Theranos, which peaked at a $9 billion valuation, ultimately collapsed in 2018, the year Holmes was indicted along with fellow executive and then-romantic partner Sunny Balwani.
Holmes was convicted in January this year and Balwani in July.
For Holmes, prosecutors asked for a 15-year prison term followed by three years of supervised release and upward of $800 million in restitution. The disgraced founder—who is pregnant with her second child—sought no more than 18 months in lockup, community service and house arrest.
At Friday’s marathon sentencing hearing, the two sides sparred over whether the court should weigh how the fraud impacted people who got faulty blood tests since Holmes was acquitted on charges of defrauding patients. U.S. District Judge Edward Davila said it wouldn’t factor into the sentencing because she was never convicted of duping patients.
Also debated was the scope of loss for investors.
Government prosecutor John Bostic argued that everyone who put money into the startup fell victim to the criminal scheme and that restitution should cover the $804 million Theranos raised in 2013 and 2014.

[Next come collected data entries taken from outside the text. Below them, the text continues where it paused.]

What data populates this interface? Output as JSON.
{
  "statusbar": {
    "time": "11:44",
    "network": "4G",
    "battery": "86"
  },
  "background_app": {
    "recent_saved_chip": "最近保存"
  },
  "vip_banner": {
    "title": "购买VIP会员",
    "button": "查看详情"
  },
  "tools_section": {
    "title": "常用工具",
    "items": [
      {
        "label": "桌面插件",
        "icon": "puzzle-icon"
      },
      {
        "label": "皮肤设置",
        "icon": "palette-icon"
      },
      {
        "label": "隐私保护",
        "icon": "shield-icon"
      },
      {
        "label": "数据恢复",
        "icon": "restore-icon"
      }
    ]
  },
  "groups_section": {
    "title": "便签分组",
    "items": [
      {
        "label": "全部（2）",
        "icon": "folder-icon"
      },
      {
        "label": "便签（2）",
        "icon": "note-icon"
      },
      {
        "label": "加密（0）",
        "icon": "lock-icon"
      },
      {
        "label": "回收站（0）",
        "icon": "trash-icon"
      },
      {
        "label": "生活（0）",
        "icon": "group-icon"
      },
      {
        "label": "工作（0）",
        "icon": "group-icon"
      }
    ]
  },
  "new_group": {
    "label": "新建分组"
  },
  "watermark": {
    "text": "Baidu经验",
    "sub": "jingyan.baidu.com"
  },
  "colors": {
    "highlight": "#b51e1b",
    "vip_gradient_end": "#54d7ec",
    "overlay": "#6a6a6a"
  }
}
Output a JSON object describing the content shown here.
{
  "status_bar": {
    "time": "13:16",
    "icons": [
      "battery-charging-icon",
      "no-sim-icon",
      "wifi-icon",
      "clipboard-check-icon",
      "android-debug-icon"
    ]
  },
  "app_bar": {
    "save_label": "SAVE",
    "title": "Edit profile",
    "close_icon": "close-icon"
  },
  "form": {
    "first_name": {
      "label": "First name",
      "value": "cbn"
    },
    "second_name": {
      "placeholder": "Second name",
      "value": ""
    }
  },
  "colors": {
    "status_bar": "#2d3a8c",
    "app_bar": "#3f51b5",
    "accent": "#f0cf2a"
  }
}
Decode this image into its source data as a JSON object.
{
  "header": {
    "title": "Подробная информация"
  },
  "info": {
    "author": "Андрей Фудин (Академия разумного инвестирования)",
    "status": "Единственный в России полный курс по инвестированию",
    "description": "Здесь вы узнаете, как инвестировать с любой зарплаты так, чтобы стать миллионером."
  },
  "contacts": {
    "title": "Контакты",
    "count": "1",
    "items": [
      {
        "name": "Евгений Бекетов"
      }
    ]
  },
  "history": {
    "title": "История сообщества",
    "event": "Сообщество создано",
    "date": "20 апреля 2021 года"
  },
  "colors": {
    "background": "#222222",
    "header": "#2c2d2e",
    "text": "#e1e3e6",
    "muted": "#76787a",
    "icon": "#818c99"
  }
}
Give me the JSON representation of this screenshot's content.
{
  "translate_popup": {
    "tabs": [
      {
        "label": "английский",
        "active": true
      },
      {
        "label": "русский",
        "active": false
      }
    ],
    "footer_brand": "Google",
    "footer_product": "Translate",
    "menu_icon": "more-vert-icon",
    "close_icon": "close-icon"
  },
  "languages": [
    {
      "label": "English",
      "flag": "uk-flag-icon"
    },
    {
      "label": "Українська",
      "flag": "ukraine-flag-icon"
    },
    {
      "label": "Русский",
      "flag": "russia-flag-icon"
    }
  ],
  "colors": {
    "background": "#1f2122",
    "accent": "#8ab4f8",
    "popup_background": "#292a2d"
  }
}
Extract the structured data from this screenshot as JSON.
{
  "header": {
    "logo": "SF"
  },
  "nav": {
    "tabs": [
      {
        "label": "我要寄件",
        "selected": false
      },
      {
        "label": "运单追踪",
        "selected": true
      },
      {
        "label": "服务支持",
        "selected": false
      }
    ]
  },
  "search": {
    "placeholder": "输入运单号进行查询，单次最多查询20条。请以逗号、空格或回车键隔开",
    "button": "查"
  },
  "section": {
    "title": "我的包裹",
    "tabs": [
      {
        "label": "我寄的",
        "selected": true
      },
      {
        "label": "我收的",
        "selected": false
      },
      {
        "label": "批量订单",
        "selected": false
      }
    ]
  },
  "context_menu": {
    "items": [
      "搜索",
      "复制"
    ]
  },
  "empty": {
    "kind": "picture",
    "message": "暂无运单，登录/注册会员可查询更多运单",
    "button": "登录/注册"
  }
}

Defense lawyer Kevin Downey countered that investors shouldn’t be treated as a monolith because some had access to more information than others. In his calculation, the financial loss should come to about $48 million.
Judge Davila hewed closer to the defense recommendations, saying he agrees that not all investors should be considered victims and that he found only enough evidence to show that at least 10 backers were fleeced out of a combined $120 million. But he said he will decide restitution in a separate hearing.